We can remove the duplicates with array_distinct
:
df.withColumn(
"arr_concat_distinct", array_distinct(concat(col("arr1"), col("arr2")))
).show()
+------------+------+-------------------+
| arr1| arr2|arr_concat_distinct|
+------------+------+-------------------+
|[a, a, b, c]|[c, d]| [a, b, c, d]|
+------------+------+-------------------+
Let's look at another way to return a distinct concatenation of two arrays that isn't as verbose.
array_union
array_union
combines two arrays, without any duplicates.
res = df.withColumn("arr_union", array_union(col("arr1"), col("arr2")))
res.show()
+------------+------+------------+
| arr1| arr2| arr_union|
+------------+------+------------+
|[a, a, b, c]|[c, d]|[a, b, c, d]|
+------------+------+------------+
We can get the same result by nesting concat
in array_distinct
, but that's less efficient and unnecessarily verbose.
array_intersect
array_intersect
returns the elements that are in both arrays.

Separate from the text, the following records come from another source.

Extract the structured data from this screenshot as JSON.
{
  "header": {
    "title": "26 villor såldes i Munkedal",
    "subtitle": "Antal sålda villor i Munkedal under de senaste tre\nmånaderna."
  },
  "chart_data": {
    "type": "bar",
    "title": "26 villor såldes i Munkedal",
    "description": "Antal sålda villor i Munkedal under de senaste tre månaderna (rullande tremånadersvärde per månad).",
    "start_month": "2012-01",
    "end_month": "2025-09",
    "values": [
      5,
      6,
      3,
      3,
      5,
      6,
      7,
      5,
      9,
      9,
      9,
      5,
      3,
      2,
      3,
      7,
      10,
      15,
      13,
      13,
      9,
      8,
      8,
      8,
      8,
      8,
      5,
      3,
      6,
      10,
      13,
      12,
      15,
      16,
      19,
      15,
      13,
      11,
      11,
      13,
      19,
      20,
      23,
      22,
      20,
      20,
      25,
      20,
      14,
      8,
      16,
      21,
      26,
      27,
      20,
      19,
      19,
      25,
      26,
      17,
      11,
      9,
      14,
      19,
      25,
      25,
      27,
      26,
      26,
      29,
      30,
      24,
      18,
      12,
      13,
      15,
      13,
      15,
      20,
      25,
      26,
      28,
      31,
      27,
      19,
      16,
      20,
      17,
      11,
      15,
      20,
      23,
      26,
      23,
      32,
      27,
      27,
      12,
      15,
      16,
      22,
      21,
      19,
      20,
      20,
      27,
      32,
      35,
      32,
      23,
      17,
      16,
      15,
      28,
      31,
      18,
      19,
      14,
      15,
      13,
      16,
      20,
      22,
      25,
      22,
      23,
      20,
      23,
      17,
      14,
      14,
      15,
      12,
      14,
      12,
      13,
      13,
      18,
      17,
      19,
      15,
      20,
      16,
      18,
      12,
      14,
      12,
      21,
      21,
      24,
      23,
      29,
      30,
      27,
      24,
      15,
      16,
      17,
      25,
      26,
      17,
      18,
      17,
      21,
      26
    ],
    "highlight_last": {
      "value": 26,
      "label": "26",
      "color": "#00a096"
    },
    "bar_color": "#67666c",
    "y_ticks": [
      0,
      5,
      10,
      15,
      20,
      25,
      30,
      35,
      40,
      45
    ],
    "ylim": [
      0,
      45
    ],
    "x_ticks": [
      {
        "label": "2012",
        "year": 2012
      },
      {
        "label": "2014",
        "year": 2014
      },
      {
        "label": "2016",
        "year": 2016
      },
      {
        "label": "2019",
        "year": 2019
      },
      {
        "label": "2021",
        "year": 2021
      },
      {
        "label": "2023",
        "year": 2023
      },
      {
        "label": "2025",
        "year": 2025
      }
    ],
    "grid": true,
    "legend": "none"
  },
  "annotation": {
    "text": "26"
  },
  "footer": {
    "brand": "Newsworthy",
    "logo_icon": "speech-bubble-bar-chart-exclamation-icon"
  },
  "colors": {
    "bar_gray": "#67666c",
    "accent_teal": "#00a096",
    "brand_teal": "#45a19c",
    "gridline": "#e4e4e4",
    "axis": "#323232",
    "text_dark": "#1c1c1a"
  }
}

res = df.withColumn("arr_intersect", array_intersect(col("arr1"), col("arr2")))
res.show()
+------------+------+-------------+
| arr1| arr2|arr_intersect|
+------------+------+-------------+
|[a, a, b, c]|[c, d]| [c]|
+------------+------+-------------+
In our example, c
is the only element that's in both arr1
and arr2
.
array_except
array_except
returns a distinct list of the elements that are in arr1
, but not in arr2
.
res = df.withColumn("arr_except", array_except(col("arr1"), col("arr2")))
res.show()
+------------+------+----------+
| arr1| arr2|arr_except|
+------------+------+----------+
|[a, a, b, c]|[c, d]| [a, b]|
+------------+------+----------+
a
and b
are in arr1
and not in arr2
.
Conclusion
Several functions were added in PySpark 2.4 that make it significantly easier to work with array columns.
Earlier versions of Spark required you to write UDFs to perform basic array functions which was tedious.
This post doesn't cover all the important array functions. Make sure to also learn about the exists and forall functions and the transform / filter functions.
You'll be a PySpark array master once you're comfortable with these functions.